Automatic (Sales) Order Entry received via PDF

Dear UiPath Community,

we are currently looking into automatic our sales order entry. That means we receive requests from our customers via PDF including information such as:

  • Sold To (Address)
  • Ship To (Address)
  • Purchase Order No (Number)
  • Quantity (Number)
  • Material (Text)

As we have various customers these PDFs are not the same. So we have pure PDFs, we have image based PDFs and the position of the text therefore also is not the same.

I was curious, as I already saw invoice automation, which I though is the same - but haven’t seen anything for this.

What would be your approach?

Work with Read PDF / OCR to capture the information? If yes, how do you deal with languages such as Englisch, German & Dutch? And is there any possibility to “teach” the robot overtime?

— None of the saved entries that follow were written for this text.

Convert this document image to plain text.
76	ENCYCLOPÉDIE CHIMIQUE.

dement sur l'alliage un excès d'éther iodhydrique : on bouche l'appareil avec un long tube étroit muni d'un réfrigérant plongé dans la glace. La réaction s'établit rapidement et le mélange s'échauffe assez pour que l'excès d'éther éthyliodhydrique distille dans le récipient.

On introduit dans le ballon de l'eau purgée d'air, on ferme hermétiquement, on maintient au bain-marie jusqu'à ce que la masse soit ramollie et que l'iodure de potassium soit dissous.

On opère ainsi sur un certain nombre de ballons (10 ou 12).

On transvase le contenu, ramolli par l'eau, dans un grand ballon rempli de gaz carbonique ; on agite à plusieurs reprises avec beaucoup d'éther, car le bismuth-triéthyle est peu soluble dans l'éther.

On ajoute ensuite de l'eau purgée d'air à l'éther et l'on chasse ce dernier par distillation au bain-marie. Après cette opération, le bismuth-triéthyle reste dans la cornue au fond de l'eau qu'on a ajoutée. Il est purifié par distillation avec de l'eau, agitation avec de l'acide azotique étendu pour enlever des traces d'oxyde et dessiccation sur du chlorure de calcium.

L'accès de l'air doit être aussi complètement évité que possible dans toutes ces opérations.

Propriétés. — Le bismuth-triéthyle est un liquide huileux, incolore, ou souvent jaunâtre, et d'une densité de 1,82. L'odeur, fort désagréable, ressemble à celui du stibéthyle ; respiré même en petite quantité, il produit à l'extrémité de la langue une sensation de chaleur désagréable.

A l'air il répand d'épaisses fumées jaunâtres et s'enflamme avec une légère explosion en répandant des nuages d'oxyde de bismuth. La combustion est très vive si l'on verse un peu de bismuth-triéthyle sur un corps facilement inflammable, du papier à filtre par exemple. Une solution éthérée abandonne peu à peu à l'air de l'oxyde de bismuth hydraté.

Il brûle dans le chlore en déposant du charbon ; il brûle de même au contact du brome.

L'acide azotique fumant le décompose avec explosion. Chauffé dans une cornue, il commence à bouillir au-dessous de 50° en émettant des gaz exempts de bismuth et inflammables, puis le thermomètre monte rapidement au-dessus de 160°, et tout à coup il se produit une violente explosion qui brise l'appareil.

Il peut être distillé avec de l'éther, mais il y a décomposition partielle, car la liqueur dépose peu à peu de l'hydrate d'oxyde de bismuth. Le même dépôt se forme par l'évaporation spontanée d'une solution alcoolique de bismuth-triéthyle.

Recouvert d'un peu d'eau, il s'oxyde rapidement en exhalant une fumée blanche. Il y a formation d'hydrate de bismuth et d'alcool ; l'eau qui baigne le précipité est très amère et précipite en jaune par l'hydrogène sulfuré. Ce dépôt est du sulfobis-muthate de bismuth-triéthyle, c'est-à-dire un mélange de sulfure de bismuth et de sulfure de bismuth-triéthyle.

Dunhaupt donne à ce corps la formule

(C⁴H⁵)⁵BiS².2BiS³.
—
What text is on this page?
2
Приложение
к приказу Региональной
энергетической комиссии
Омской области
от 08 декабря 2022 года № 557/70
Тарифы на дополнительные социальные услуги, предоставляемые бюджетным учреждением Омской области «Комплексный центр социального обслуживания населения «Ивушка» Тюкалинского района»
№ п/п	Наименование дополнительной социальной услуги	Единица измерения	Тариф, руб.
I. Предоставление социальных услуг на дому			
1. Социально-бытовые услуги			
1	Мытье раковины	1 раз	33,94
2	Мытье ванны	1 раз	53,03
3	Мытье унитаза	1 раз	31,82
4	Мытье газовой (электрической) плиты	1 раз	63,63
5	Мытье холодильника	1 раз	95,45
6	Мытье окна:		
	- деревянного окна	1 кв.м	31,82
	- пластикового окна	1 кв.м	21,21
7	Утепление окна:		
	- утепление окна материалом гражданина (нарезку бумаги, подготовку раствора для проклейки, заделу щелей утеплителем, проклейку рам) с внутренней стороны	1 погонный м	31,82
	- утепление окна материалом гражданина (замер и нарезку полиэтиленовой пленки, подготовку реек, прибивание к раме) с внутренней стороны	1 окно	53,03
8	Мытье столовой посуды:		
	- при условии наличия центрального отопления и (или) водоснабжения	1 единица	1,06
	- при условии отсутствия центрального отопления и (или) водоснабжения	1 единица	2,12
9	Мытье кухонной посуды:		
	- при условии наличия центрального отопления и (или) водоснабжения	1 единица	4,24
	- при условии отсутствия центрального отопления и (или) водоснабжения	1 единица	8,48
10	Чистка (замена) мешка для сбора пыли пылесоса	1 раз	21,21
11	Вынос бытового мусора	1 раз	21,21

PS: I would be looking for a solution that can be done within UiPath but open to other suggestions.

Many thanks in advance & keep on rockin’,
Freddy

You could look at using ABBYY felxicapture and it’s template based OCR but this limits you in that you would need to define a template for every customer and thus every new customer as well.

To deal with non-standard input types like this you’re generally best of looking at some other service to interpret the inputs and then use that as a standardised input for uipath.

An example of this would be Invoice OCR Software: Invoice Scanning & Data Extraction API | Xtracta
This was literally just the first result I got from a search, so I’m not endorsing this company but something like them will likely help you.

1 Like

Thank you for that Idea! ABBYY would be additional licenses, correct?

Did anybody try to define templates within UiPath - simply for text readable PDFs and wants to share some experiences or challenges?

Well first off you would probably need to capture and define all possible outcomes/vendors that you are receiving Invoices from. I don’t know about machine learning enough to talk about it, but it is an interesting topic.

What I have been using is that i open the PDF, search for some image that is unique for that kind of Invoice, and after it is recognized I mostly relied on String manipulation and Regex to get the results that I’ve wanted.